Historical Facts  

"Canal fever" struck in Indiana in the 1830's as a way to move goods and people. The Whitewater Canal was part of the vast internal improvement program undertaken by the State of Indiana. The program eventually sent the state into bankruptcy but the Whitewater Canal was completed by a private company. A fourteen-mile section of the original seventy-six mile canal is preserved from Laurel to Brookville as a state memorial. Today the canal is being remembered due to the Whitewater Canal Scenic Byway. Along the canal at the quaint town of Metamora features a working mill, a covered wooden aqueduct, a series of locks and a canal boat ride. A historic Whitewater Canal and River Trace (trail) generally follows the canal, providing a pleasurable hike.

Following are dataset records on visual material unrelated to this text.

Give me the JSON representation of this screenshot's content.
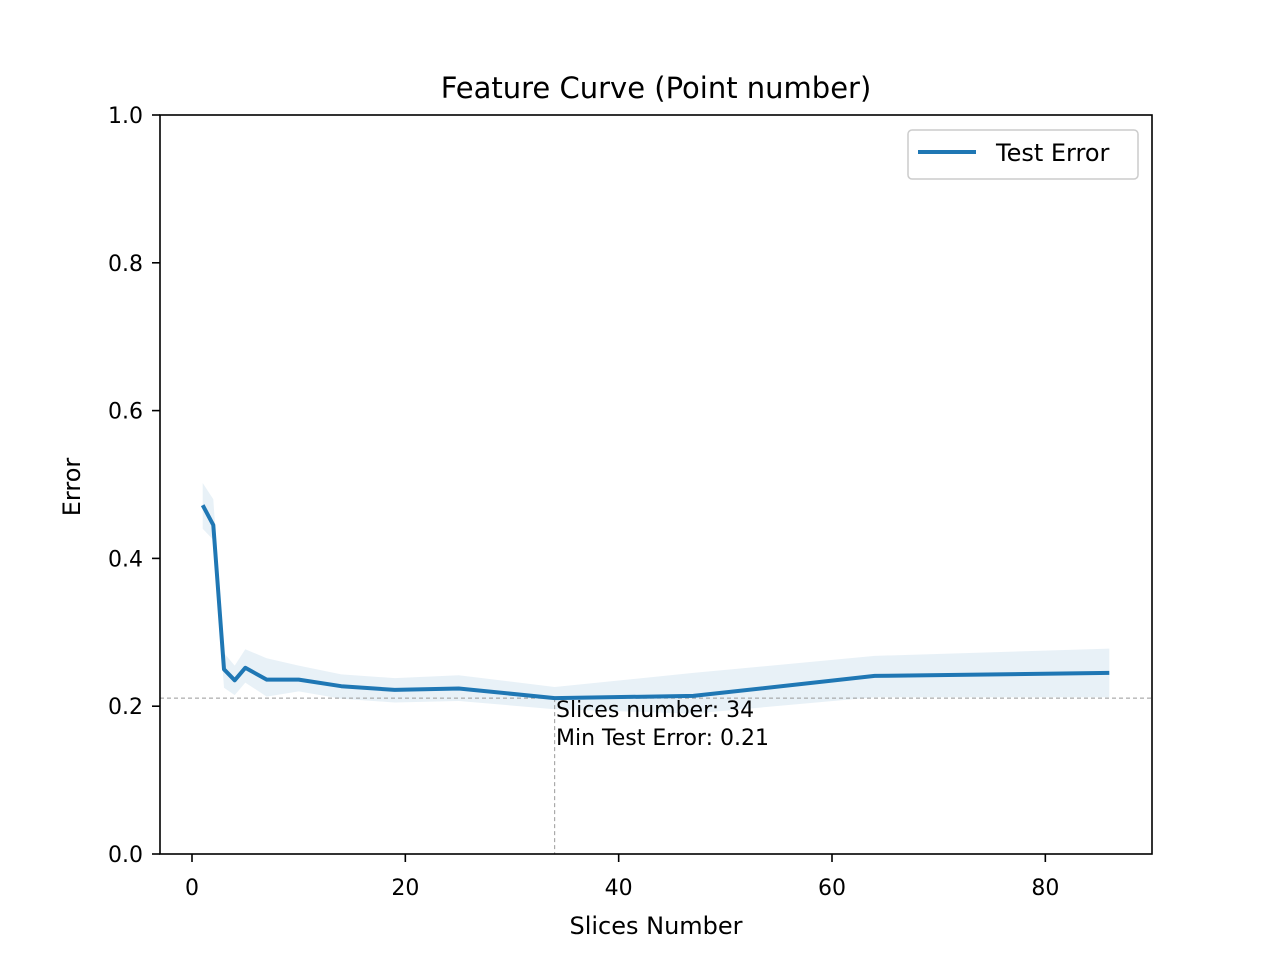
{
  "chart_data": {
    "type": "line",
    "title": "Feature Curve (Point number)",
    "xlabel": "Slices Number",
    "ylabel": "Error",
    "xlim": [
      -3,
      90
    ],
    "ylim": [
      0.0,
      1.0
    ],
    "xticks": [
      0,
      20,
      40,
      60,
      80
    ],
    "yticks": [
      0.0,
      0.2,
      0.4,
      0.6,
      0.8,
      1.0
    ],
    "xtick_labels": [
      "0",
      "20",
      "40",
      "60",
      "80"
    ],
    "ytick_labels": [
      "0.0",
      "0.2",
      "0.4",
      "0.6",
      "0.8",
      "1.0"
    ],
    "grid": false,
    "legend_position": "top-right",
    "series": [
      {
        "name": "Test Error",
        "color": "#1f77b4",
        "x": [
          1,
          2,
          3,
          4,
          5,
          7,
          10,
          14,
          19,
          25,
          34,
          47,
          64,
          86
        ],
        "y": [
          0.472,
          0.445,
          0.25,
          0.235,
          0.252,
          0.236,
          0.236,
          0.227,
          0.222,
          0.224,
          0.211,
          0.214,
          0.241,
          0.245
        ],
        "lower": [
          0.44,
          0.425,
          0.225,
          0.215,
          0.232,
          0.213,
          0.22,
          0.21,
          0.205,
          0.207,
          0.196,
          0.19,
          0.212,
          0.212
        ],
        "upper": [
          0.502,
          0.48,
          0.272,
          0.255,
          0.277,
          0.265,
          0.255,
          0.243,
          0.238,
          0.242,
          0.226,
          0.245,
          0.268,
          0.278
        ]
      }
    ],
    "min_marker": {
      "x": 34,
      "y": 0.211
    },
    "annotation": {
      "line1": "Slices number: 34",
      "line2": "Min Test Error: 0.21"
    }
  }
}
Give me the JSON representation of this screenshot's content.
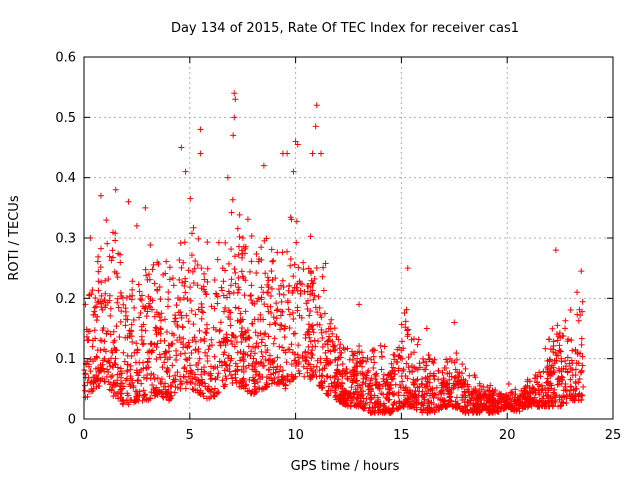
{
  "chart_data": {
    "type": "scatter",
    "title": "Day 134 of 2015, Rate Of TEC Index for receiver cas1",
    "xlabel": "GPS time / hours",
    "ylabel": "ROTI / TECUs",
    "xlim": [
      0,
      25
    ],
    "ylim": [
      0,
      0.6
    ],
    "xticks": [
      0,
      5,
      10,
      15,
      20,
      25
    ],
    "yticks": [
      0,
      0.1,
      0.2,
      0.3,
      0.4,
      0.5,
      0.6
    ],
    "grid": true,
    "marker": "plus",
    "series": [
      {
        "name": "ROTI",
        "color": "#ff0000",
        "envelope": {
          "x": [
            0,
            0.5,
            1,
            1.5,
            2,
            2.5,
            3,
            3.5,
            4,
            4.5,
            5,
            5.5,
            6,
            6.5,
            7,
            7.5,
            8,
            8.5,
            9,
            9.5,
            10,
            10.5,
            11,
            11.5,
            12,
            12.5,
            13,
            13.5,
            14,
            14.5,
            15,
            15.5,
            16,
            16.5,
            17,
            17.5,
            18,
            18.5,
            19,
            19.5,
            20,
            20.5,
            21,
            21.5,
            22,
            22.5,
            23,
            23.5
          ],
          "base": [
            0.03,
            0.05,
            0.06,
            0.03,
            0.02,
            0.03,
            0.03,
            0.04,
            0.03,
            0.05,
            0.05,
            0.04,
            0.03,
            0.05,
            0.06,
            0.05,
            0.04,
            0.05,
            0.06,
            0.05,
            0.07,
            0.07,
            0.06,
            0.04,
            0.03,
            0.02,
            0.02,
            0.01,
            0.01,
            0.01,
            0.02,
            0.02,
            0.01,
            0.01,
            0.02,
            0.02,
            0.01,
            0.01,
            0.01,
            0.01,
            0.02,
            0.01,
            0.02,
            0.02,
            0.02,
            0.02,
            0.03,
            0.03
          ],
          "top": [
            0.22,
            0.28,
            0.33,
            0.36,
            0.31,
            0.26,
            0.33,
            0.3,
            0.27,
            0.36,
            0.4,
            0.36,
            0.32,
            0.35,
            0.38,
            0.37,
            0.3,
            0.33,
            0.3,
            0.33,
            0.38,
            0.35,
            0.3,
            0.27,
            0.15,
            0.12,
            0.14,
            0.13,
            0.15,
            0.12,
            0.2,
            0.17,
            0.13,
            0.12,
            0.1,
            0.13,
            0.1,
            0.08,
            0.07,
            0.05,
            0.06,
            0.05,
            0.07,
            0.1,
            0.17,
            0.21,
            0.19,
            0.22
          ]
        },
        "outliers": [
          [
            0.3,
            0.3
          ],
          [
            0.8,
            0.37
          ],
          [
            1.5,
            0.38
          ],
          [
            2.1,
            0.36
          ],
          [
            2.5,
            0.32
          ],
          [
            2.9,
            0.35
          ],
          [
            4.6,
            0.45
          ],
          [
            4.8,
            0.41
          ],
          [
            5.5,
            0.48
          ],
          [
            5.5,
            0.44
          ],
          [
            6.8,
            0.4
          ],
          [
            7.1,
            0.54
          ],
          [
            7.15,
            0.53
          ],
          [
            7.1,
            0.5
          ],
          [
            7.05,
            0.47
          ],
          [
            8.5,
            0.42
          ],
          [
            9.4,
            0.44
          ],
          [
            9.6,
            0.44
          ],
          [
            10.0,
            0.46
          ],
          [
            10.1,
            0.455
          ],
          [
            10.8,
            0.44
          ],
          [
            11.0,
            0.52
          ],
          [
            10.95,
            0.485
          ],
          [
            11.2,
            0.44
          ],
          [
            9.9,
            0.41
          ],
          [
            13.0,
            0.19
          ],
          [
            15.3,
            0.25
          ],
          [
            16.2,
            0.15
          ],
          [
            17.5,
            0.16
          ],
          [
            22.3,
            0.28
          ],
          [
            23.5,
            0.245
          ],
          [
            23.3,
            0.21
          ]
        ]
      }
    ]
  }
}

At the close of the Civil War, the Whitewater Valley Railroad laid its tracks on the canal towpath. Today a scenic railroad operates on weekends to provide an authentic steam-engine train ride from Connersville to Brookville. Tourists, hikers and canoeists all make use of the railroad. Metamora has become a center of historical activity and is becoming a Mecca for those interested in a view of the past and the opportunity to shop for art and antique items.

A dam on the East Fork of the Whitewater River near Brookville has created a 5,260 acre reservoir. This dam was originally built to control flooding yet it provides opportunities for swimming, boating, hunting, fishing, camping, and related activities. Prior to the construction of the Brookville Dam, there was much flooding, leaving many of its bridges destroyed. Occasionally ferries were then used.

  Historical Facts

The Brookville Reservoir comprises a major portion of the East Fork, and that portion, left in its natural state, is not usually canoe able during the dry summer months. The dam does release water on a continual basis in order to provide quality water conditions for the fish and wildlife; which in turn also aids in favorable canoeing conditions. During the often dry summer months, the southernmost part of the river is always best for canoe conditions since the ground elevation drops four feet per mile instead of six; combined with the fact that it is near the confluence of the Great Miami River, there is always ample amounts of water.

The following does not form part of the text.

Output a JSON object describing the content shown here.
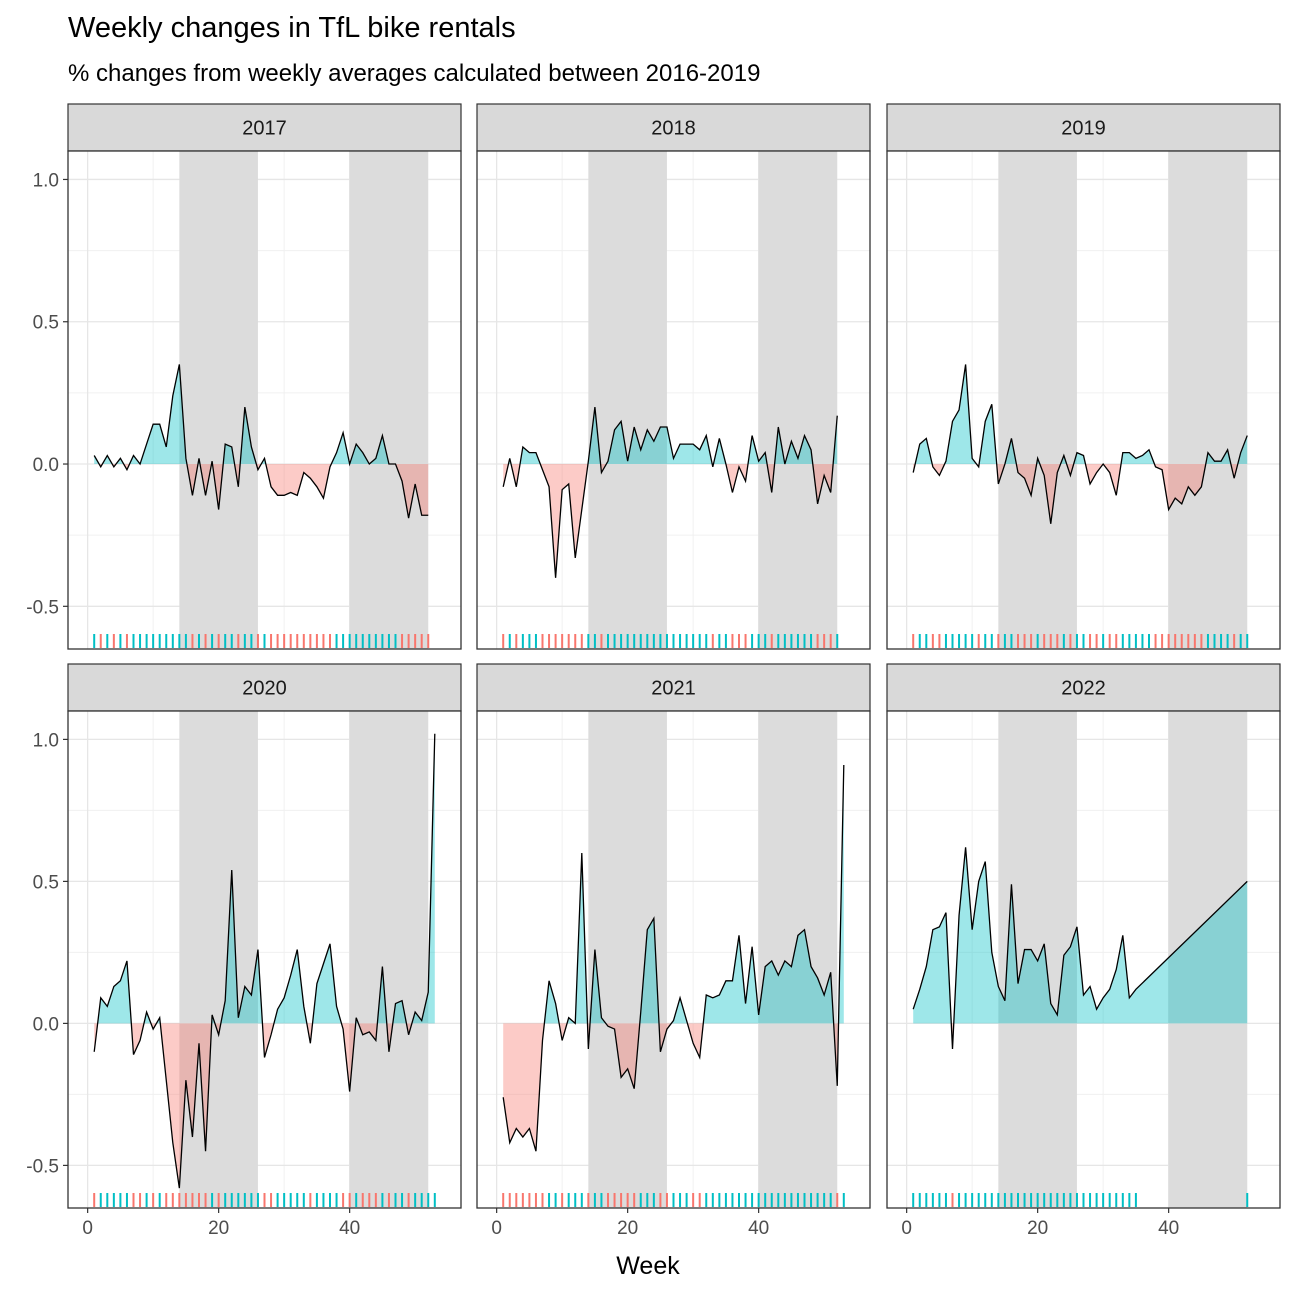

Today there are a number of recreational areas located along the Whitewater River. Recently the Hamilton County Park District acquired 183 acres which includes 57 acres of fishing lakes. Many years ago, before the construction of swimming pools, swimming was a favorite past time in this pristine river. A favorite resort for swimming was Long Island Beach, located near I-275 in the state of Ohio.

The Whitewater Valley is rich in history, having been the first area in Indiana to be settled, now in the state of Ohio, this area began the surveying of the Northwest Territory. A marker for the First Prime Meridian makes this area distinct. Along West Harrison, Indiana and Harrison, Ohio at the state line, Morgan's Raiders burned a bridge during the Civil War.

Indian burial mounds testify to an even older historical significance; including the “Legend of Little Egypt”. A treaty with the Indians was signed at nearby Miami Fort. Grist and saw mills also prospered along the river as squatters and settlers began settling in the area. A first cabin of the area is now preserved at Shawnee Park.